The measure would require companies seeking contracts with the state's High-Speed Rail Authority to reveal any involvement in transporting people to concentration, prisoner-of-war, labor or extermination camps. They also must report whether they took remedial steps for their action or paid restitution to victims.

The Senate voted 31-1 to approve AB619, sending it back to the Assembly for a final concurrence vote before it heads to Gov. Arnold Schwarzenegger's desk.

The measure's author, Assemblyman Bob Blumenfield, said he hoped it would encourage companies to acknowledge past wrongdoing.

"Any company that has failed to take responsibility for its participation in mass genocide should be made to disclose this fact before being considered for these lucrative contracts," the Woodland Hills Democrat said Thursday.

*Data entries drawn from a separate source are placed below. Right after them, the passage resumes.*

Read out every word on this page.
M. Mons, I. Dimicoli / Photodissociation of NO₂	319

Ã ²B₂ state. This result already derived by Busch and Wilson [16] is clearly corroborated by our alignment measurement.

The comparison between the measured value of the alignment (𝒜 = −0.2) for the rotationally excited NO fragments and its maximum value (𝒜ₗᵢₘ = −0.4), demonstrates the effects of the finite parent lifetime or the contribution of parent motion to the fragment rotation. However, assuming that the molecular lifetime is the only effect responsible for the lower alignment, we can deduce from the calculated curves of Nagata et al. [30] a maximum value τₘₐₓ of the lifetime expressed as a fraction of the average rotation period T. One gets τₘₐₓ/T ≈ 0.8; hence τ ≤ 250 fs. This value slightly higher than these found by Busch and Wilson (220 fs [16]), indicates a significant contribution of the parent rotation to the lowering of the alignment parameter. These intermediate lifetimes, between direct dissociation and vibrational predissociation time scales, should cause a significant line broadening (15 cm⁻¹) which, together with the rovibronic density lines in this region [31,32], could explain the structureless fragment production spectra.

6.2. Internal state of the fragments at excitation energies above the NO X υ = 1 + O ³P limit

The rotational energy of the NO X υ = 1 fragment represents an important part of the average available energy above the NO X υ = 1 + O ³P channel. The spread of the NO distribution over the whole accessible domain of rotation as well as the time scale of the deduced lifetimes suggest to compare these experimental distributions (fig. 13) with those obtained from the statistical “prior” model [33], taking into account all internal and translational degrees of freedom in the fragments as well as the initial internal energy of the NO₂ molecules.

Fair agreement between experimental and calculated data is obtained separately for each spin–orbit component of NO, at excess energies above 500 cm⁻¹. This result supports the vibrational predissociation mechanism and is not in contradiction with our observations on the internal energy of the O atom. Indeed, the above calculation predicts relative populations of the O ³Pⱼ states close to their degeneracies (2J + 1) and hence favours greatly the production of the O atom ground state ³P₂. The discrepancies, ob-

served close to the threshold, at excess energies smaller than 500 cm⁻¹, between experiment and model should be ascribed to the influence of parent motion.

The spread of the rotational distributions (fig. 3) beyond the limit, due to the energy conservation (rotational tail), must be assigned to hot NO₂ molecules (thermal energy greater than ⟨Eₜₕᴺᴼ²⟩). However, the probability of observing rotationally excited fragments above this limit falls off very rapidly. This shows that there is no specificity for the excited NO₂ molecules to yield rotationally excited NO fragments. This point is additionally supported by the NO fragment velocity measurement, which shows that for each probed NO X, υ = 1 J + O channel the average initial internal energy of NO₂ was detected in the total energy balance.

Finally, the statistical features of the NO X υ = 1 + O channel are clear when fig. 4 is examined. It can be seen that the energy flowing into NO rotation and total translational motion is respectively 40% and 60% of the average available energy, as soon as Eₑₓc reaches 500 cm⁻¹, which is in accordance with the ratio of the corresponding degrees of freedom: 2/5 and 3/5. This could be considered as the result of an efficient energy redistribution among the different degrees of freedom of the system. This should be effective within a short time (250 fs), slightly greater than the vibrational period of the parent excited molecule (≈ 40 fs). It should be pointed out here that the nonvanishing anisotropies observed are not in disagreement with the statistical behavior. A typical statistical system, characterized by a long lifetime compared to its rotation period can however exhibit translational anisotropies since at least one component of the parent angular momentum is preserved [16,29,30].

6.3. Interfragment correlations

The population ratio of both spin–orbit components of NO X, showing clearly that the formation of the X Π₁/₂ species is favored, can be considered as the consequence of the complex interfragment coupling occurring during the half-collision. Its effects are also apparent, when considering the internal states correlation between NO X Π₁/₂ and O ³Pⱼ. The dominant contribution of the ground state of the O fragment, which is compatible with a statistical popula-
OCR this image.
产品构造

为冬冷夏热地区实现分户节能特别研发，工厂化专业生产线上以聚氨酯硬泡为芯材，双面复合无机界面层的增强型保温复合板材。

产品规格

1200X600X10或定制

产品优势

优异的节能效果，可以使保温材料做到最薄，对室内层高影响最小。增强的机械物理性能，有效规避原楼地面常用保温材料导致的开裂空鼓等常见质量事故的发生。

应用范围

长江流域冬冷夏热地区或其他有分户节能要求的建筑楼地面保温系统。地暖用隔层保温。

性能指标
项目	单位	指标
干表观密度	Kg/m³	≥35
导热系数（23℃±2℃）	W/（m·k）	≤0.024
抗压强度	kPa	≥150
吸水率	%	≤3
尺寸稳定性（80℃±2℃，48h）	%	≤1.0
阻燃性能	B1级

As originally drafted, the bill would have given the rail authority the power to disqualify bidders based on their disclosures. It was later amended to remove that text.

The rail authority will begin accepting bids for the $45 billion project next year, and several international railroads have expressed interest in building the 800-mile rail system.

One of those, the French national railway company, SNCF, was the inspiration behind AB619, Blumenfield said. In 2000, SNCF commissioned and released a study of its wartime operations, which included providing trains, personnel and logistics to the Nazis.

The study concluded that because SNCF was taken over by the Nazis during the German occupation, French railway workers were acting under duress when they transported people to concentration camps.

Blumenfield disputes that claim, saying the company should pay restitution to survivors, which it has not yet done.

A lawyer for SNCF, Peter Kelly, previously said the company would cooperate with AB619's disclosure requirements if they become law. He did not immediately respond to requests for comment Thursday from The Associated Press.

In January, California was awarded more than $2.2 billion in federal funding to help pay for the high-speed rail system. The state's voters approved nearly $10 billion toward the system in 2008.